- Born: Dorothy Eugenia Miner November 4, 1904 New York City, New York, United States
- Died: May 12, 1973 (aged 68) Baltimore, Maryland, United States
- Occupations: Art historian Curator Librarian
- Relatives: Dwight C. Miner (twin brother) Dorothy Miner (niece)

Academic background
- Alma mater: Barnard College Columbia University
- Doctoral advisor: Meyer Schapiro
- Influences: Belle da Costa Greene

= Dorothy Miner (historian) =

American art historian (1904–1973)

Dorothy Eugenia Miner (November 4, 1904 – May 12, 1973) was an American art historian, curator, and librarian who was a scholar of medieval art. Miner served as the first Keeper of Manuscripts at the Walters Art Museum from 1934 to 1973.

==Career==
Miner was born to Roy Waldo Miner, who was Curator of Marine Life at the American Museum of Natural History, and Anna Elizabeth Carroll. Miner was of British and Irish descent from her father's and mother's side, respectively. She was a fraternal twin with her brother, Dwight C. Miner, who became a history professor at Columbia University. Born in New York City, she graduated from the local Horace Mann School in 1922. Miner then received a Bachelor of Arts in English and Classics from Barnard College in 1926, was a member of Phi Beta Kappa, and became the first International Fellow, studying abroad at Bedford College of the University of London. Two years later, she began pursuing a Doctor of Philosophy in Art History at Columbia, under Meyer Schapiro, but never completed the program. In 1931, Miner was hired to teach the subject at Barnard.

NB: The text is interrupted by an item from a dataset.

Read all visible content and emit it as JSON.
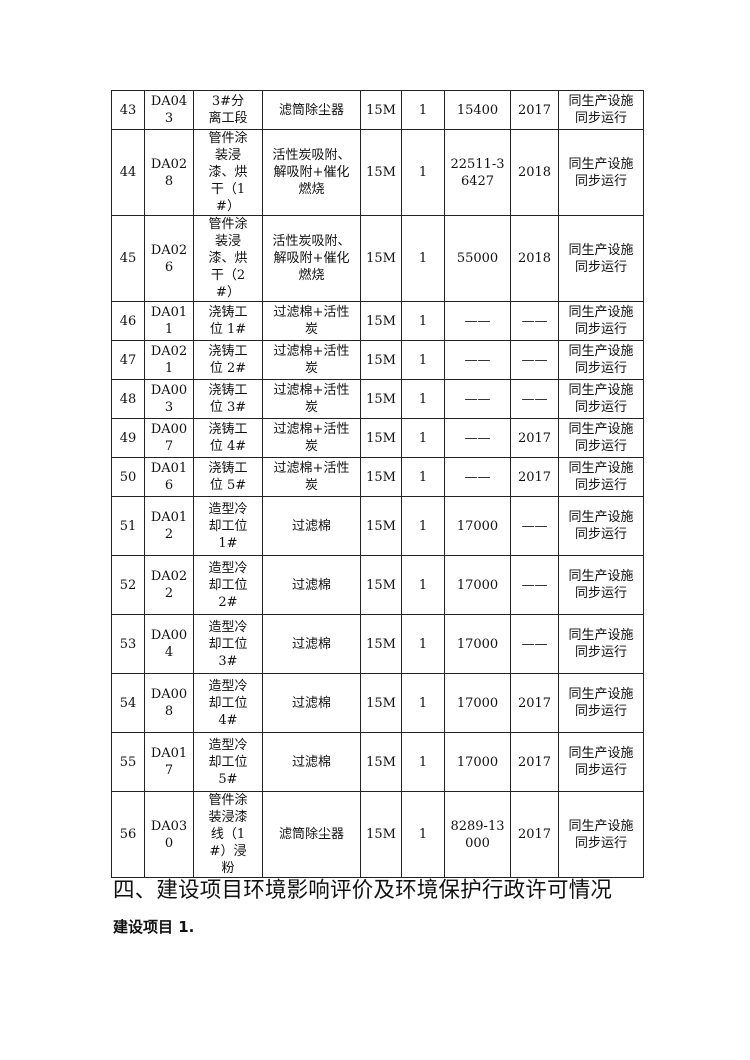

In 1933, the Morgan Library & Museum hired Miner to assist with the cataloging of the first exhibition in the United States devoted to illuminated manuscripts. In 1934, upon the recommendation of Morgan Library director Belle da Costa Greene, Miner became the first Keeper of Manuscripts at the Walters Art Museum, and eventually held the simultaneous position of Curator of Islamic and Near Eastern Art until her death from cancer in 1973. Her main expertise was in Western medieval manuscripts, and she had interests in Sasanian, Islamic, and Persian art as well.

In 1955 she was the Rosenbach Fellow in Bibliography at the University of Pennsylvania.

In 1981, Claire Richter Sherman published a retrospective on Miner's career. She was named an honorary member of the Society of Scribes & Illuminators.